みなみ・けいた
みなみ・けいた
1985年石川県生まれ。米カリフォルニア大サンディエゴ校経済学部を卒業後、2009年に大和総研に入社。東京都内の外食企業などの勤務を経て13年1月に家業であるチャンピオンカレーに入社。16年10月から3代目の社長に就任(写真:山岸政仁)
『現代語訳 武士道』
著者 : 新渡戸稲造
訳者 : 山本博文
出版社 :筑摩書房
価格 : 858円(10%税込み)

 今回は、新渡戸稲造の著した『武士道』を紹介します。新渡戸稲造はご存じの通り明治期を代表する我が国の偉人です。
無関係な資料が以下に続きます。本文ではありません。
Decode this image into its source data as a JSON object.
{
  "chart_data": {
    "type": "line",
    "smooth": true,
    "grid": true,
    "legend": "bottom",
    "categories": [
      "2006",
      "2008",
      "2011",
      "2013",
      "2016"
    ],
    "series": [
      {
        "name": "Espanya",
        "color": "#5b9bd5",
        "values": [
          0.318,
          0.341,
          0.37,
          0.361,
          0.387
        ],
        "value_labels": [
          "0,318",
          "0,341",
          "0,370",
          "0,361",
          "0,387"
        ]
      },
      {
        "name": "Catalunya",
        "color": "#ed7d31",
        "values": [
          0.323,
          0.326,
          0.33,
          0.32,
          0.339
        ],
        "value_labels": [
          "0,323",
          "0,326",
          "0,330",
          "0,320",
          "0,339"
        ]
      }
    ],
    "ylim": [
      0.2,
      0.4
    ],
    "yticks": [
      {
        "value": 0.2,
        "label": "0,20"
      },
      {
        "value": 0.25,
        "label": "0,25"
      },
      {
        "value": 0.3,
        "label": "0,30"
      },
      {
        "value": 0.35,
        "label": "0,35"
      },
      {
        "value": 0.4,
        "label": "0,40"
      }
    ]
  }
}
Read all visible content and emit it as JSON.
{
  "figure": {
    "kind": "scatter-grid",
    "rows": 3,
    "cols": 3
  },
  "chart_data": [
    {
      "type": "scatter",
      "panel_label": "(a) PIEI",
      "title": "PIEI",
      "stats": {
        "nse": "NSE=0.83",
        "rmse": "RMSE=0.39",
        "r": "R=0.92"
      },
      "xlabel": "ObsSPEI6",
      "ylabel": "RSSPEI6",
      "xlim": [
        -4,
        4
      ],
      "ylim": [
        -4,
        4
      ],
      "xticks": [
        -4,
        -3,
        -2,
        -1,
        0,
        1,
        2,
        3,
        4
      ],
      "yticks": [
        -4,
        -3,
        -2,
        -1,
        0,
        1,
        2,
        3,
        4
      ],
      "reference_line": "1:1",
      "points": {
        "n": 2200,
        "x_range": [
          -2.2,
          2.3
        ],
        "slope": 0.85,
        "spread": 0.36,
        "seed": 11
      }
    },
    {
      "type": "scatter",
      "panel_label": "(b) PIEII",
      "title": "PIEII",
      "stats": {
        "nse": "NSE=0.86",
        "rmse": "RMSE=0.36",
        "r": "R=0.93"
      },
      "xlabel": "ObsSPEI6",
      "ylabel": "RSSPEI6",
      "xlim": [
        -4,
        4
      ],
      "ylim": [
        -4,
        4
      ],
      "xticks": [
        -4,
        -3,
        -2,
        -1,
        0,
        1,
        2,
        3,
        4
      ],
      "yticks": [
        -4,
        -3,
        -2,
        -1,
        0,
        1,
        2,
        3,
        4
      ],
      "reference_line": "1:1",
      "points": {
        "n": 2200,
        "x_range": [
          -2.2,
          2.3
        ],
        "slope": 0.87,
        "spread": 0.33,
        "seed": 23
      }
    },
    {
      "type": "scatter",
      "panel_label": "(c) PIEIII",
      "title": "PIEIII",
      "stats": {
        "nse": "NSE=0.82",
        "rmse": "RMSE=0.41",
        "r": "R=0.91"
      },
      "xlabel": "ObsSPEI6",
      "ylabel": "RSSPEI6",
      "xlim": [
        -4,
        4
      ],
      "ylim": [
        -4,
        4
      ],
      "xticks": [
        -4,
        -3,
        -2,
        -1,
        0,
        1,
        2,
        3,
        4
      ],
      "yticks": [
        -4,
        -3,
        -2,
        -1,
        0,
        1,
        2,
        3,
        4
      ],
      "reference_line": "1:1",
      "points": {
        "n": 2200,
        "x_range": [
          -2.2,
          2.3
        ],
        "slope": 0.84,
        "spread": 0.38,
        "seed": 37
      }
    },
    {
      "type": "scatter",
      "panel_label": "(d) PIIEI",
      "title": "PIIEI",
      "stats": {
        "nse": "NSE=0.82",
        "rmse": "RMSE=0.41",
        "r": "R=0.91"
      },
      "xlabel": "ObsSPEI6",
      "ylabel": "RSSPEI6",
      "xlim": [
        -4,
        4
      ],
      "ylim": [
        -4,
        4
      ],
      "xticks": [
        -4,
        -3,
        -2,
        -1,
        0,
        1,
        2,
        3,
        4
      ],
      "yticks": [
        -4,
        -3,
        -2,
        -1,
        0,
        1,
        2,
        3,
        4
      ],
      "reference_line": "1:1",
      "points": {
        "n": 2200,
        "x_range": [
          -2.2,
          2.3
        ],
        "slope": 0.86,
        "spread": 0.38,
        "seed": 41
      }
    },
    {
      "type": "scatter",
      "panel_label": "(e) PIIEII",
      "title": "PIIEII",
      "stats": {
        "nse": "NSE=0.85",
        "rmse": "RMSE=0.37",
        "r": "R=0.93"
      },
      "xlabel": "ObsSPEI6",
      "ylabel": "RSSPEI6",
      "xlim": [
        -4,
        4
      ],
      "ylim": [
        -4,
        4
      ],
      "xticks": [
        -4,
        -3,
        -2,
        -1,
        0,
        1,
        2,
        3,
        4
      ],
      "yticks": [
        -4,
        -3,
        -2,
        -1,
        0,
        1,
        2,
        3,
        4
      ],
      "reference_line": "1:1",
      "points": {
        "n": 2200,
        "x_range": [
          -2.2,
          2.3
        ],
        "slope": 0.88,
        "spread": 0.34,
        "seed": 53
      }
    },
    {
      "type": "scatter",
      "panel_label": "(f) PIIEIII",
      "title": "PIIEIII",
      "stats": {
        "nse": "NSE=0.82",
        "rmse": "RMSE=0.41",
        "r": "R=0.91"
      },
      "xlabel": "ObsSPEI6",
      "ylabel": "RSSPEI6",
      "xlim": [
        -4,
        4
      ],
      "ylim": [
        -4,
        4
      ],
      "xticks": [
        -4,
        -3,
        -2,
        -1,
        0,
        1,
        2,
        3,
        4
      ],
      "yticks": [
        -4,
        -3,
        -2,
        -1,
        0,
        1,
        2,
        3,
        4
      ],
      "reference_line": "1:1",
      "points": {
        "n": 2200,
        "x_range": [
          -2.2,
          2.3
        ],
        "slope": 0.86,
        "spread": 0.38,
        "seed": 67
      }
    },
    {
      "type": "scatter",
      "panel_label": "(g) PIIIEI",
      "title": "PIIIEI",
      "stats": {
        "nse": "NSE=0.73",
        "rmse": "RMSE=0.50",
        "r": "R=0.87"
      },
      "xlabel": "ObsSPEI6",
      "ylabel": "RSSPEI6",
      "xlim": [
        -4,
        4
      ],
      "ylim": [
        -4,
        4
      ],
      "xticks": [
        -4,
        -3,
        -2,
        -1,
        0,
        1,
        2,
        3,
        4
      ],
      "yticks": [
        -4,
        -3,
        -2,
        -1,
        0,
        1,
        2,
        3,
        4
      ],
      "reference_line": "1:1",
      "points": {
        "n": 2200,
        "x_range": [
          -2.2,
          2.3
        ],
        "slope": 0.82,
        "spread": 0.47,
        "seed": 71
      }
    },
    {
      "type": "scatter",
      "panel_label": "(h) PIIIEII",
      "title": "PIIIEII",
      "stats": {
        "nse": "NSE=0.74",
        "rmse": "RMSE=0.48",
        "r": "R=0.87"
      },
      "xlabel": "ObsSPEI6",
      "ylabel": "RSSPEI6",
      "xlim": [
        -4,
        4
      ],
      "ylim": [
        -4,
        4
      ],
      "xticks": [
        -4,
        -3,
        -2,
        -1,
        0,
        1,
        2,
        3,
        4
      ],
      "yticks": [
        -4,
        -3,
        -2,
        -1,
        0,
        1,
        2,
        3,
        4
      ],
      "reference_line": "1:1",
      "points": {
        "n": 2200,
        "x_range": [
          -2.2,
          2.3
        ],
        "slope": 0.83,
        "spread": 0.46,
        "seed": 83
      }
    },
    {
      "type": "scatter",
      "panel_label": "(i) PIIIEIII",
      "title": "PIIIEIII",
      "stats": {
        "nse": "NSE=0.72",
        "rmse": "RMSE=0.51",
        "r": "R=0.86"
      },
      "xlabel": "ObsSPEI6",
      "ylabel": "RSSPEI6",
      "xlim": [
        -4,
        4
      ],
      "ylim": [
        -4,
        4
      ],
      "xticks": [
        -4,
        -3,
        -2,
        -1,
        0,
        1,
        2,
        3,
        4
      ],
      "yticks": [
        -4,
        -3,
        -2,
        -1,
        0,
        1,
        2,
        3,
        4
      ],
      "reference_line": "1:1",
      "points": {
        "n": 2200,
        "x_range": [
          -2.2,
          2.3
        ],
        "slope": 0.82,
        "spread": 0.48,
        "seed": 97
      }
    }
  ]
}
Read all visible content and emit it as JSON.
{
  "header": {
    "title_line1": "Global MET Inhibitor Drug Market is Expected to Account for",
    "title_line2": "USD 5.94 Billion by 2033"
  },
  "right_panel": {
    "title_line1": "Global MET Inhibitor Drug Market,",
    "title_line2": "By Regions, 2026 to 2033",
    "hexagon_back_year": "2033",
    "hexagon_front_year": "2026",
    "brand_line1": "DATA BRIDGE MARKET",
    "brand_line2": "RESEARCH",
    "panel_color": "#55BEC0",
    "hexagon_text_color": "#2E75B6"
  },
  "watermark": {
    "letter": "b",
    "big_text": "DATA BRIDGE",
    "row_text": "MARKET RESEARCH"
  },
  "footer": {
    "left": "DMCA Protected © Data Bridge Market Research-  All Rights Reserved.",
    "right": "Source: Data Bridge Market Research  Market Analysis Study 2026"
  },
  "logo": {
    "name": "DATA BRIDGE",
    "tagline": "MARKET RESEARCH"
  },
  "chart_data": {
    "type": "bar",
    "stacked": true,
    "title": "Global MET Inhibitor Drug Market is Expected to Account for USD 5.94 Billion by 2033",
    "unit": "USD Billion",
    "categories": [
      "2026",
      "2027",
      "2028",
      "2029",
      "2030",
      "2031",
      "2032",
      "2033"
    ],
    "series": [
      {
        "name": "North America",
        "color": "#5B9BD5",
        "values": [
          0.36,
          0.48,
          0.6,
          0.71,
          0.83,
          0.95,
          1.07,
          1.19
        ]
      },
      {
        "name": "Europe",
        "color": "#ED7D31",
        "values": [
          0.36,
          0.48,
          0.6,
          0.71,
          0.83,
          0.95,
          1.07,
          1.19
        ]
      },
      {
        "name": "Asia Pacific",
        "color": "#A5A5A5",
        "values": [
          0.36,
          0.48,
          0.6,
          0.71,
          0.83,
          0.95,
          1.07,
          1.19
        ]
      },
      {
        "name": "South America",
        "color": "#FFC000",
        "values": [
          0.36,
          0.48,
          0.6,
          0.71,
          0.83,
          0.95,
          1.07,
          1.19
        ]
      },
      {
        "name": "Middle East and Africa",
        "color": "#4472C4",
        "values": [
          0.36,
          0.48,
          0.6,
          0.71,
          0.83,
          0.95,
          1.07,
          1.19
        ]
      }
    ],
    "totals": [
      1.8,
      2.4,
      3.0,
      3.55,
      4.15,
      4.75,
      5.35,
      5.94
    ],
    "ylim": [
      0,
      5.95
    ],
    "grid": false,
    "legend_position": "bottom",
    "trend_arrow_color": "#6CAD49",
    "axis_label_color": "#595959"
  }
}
 本書が世に出たのは1899年です。その数年前に日清戦争に勝利した新興近代国家の日本は国際社会、特に列強と呼ばれる欧米諸国の中で存在感を高めていく時期でした。勃興するアジアの島国に対しさまざまな角度から関心が高まっていましたが、文化的・歴史的に欧米と共有するものが少なく、相互の行動原理の理解には高いハードルがありました。

 本書はその序文で、執筆に至る経緯と動機が記されています。そのきっかけとは、知人のベルギー人法学者による「宗教教育のない日本では、どのように道徳を教えるのか」という問いです。これは本書執筆より10年以上前のことでしたが、当時の新渡戸はその問いに即答できませんでした。また彼は米国出身の女性(メアリー・P・エルキントン)と結婚しており、家庭内でも日本の思想・風習に関して頻繁に議論していたようです。

 これらを受けて本書は、主に欧米諸国に対し日本人の道徳的修養が「武士道」の精神によって支えられていることを、その内容と共に紹介する目的で著されました。

 内容に簡単に触れておけば、まず仏教・神道・儒教といった精神文化が日本の封建社会にもたらした影響を紹介しています。その後、具体的に「義」「勇」「仁」「礼」「誠」「名誉」「忠義」などの基本的な徳目を詳説し、続けて武家における教育の在り方や、武士道にある自己抑制傾向、あだ討ち制度、刀の象徴的意味、女性教育と女性の地位の問題など、欧米人目線で気になるだろう主だった項目を解説しています。